Although the Colony did not open until 1911, its  construction was authorized by a 1906 bill written by Aubrey Strode in collaboration with eugenicists Albert Priddy and Joseph DeJarnette. Interested researchers can see the bill in the Papers of Aubrey Strode, housed in Small Special Collections Library. The The Virginia State Colony is at the center of much of Virginia's history of eugenics and sterilization. It infamously housed Carrie Buck, whose sterilization was at the center of the Supreme Court Case, Buck v. Bell, which ultimately legalized involuntary sterilization.

Alderman Library holds the annual reports for the Virginia State Colony for Epileptics and Feebleminded. These papers are extremely useful for researchers of eugenics and the University of Virginia. Samuel Lewis Ferguson (UVA Law, 1895) sat on the Board of Directors during the period of mass sterilization. The Colony also hosted clinics for University of Virginia medical students, which deserve closer attention. 

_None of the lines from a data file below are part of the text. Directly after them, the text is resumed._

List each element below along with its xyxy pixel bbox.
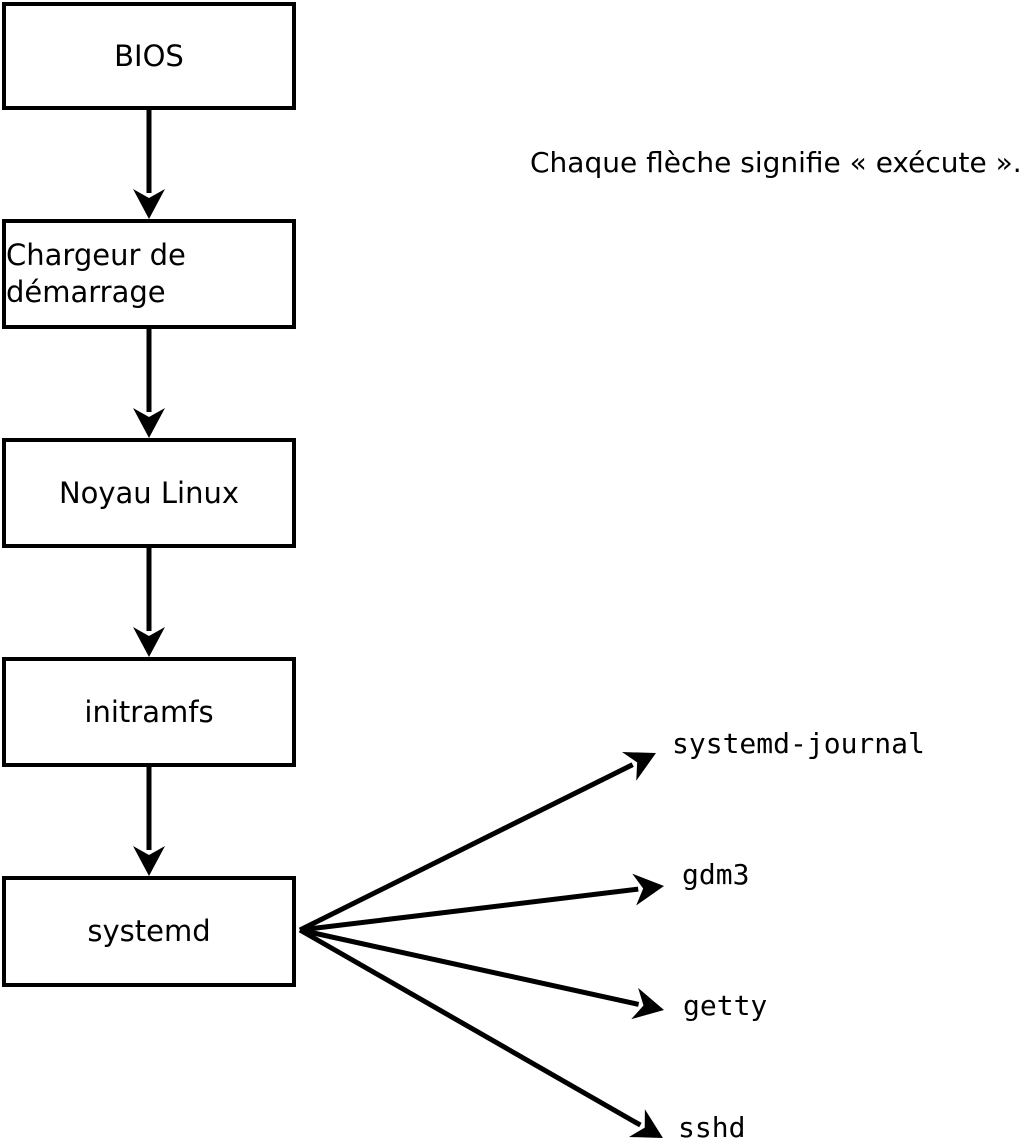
node-systemd: systemd — [2, 876, 296, 987]
node-bootloader: Chargeur de démarrage — [2, 219, 296, 329]
arrow-systemd-to-sshd — [298, 927, 663, 1139]
node-systemd-label: systemd — [87, 914, 211, 948]
node-kernel-label: Noyau Linux — [58, 475, 240, 510]
node-initramfs-label: initramfs — [84, 694, 214, 729]
arrow-systemd-to-getty — [299, 927, 664, 1020]
process-label-sshd: sshd — [678, 1111, 746, 1144]
node-bios: BIOS — [2, 2, 296, 110]
arrow-systemd-to-systemd-journal — [298, 752, 656, 933]
node-bios-label: BIOS — [114, 38, 184, 73]
node-bootloader-label: Chargeur de démarrage — [6, 238, 186, 309]
arrow-systemd-to-gdm3 — [299, 873, 665, 933]
node-initramfs: initramfs — [2, 657, 296, 767]
process-label-gdm3: gdm3 — [682, 858, 750, 891]
node-kernel: Noyau Linux — [2, 438, 296, 548]
caption-arrow-meaning: Chaque flèche signifie « exécute ». — [530, 146, 1022, 179]
process-label-getty: getty — [683, 989, 768, 1022]
process-label-systemd-journal: systemd-journal — [672, 727, 925, 760]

Of particular interest is to researchers of eugenic sterilization is the 19th annual report (1927-1928) which discusses the recent Supreme Court decision on sterilizations. In this report, superintendent Albert Priddy writes, “Virginia has placed herself in the forefront of civilization by this bit of progressive legislation, and no backward step must be taken.” ​​​​​​

Since 1983, the facility has been called the Central Virginia Training Center. The Department of Justice has ordered it to close by 2020.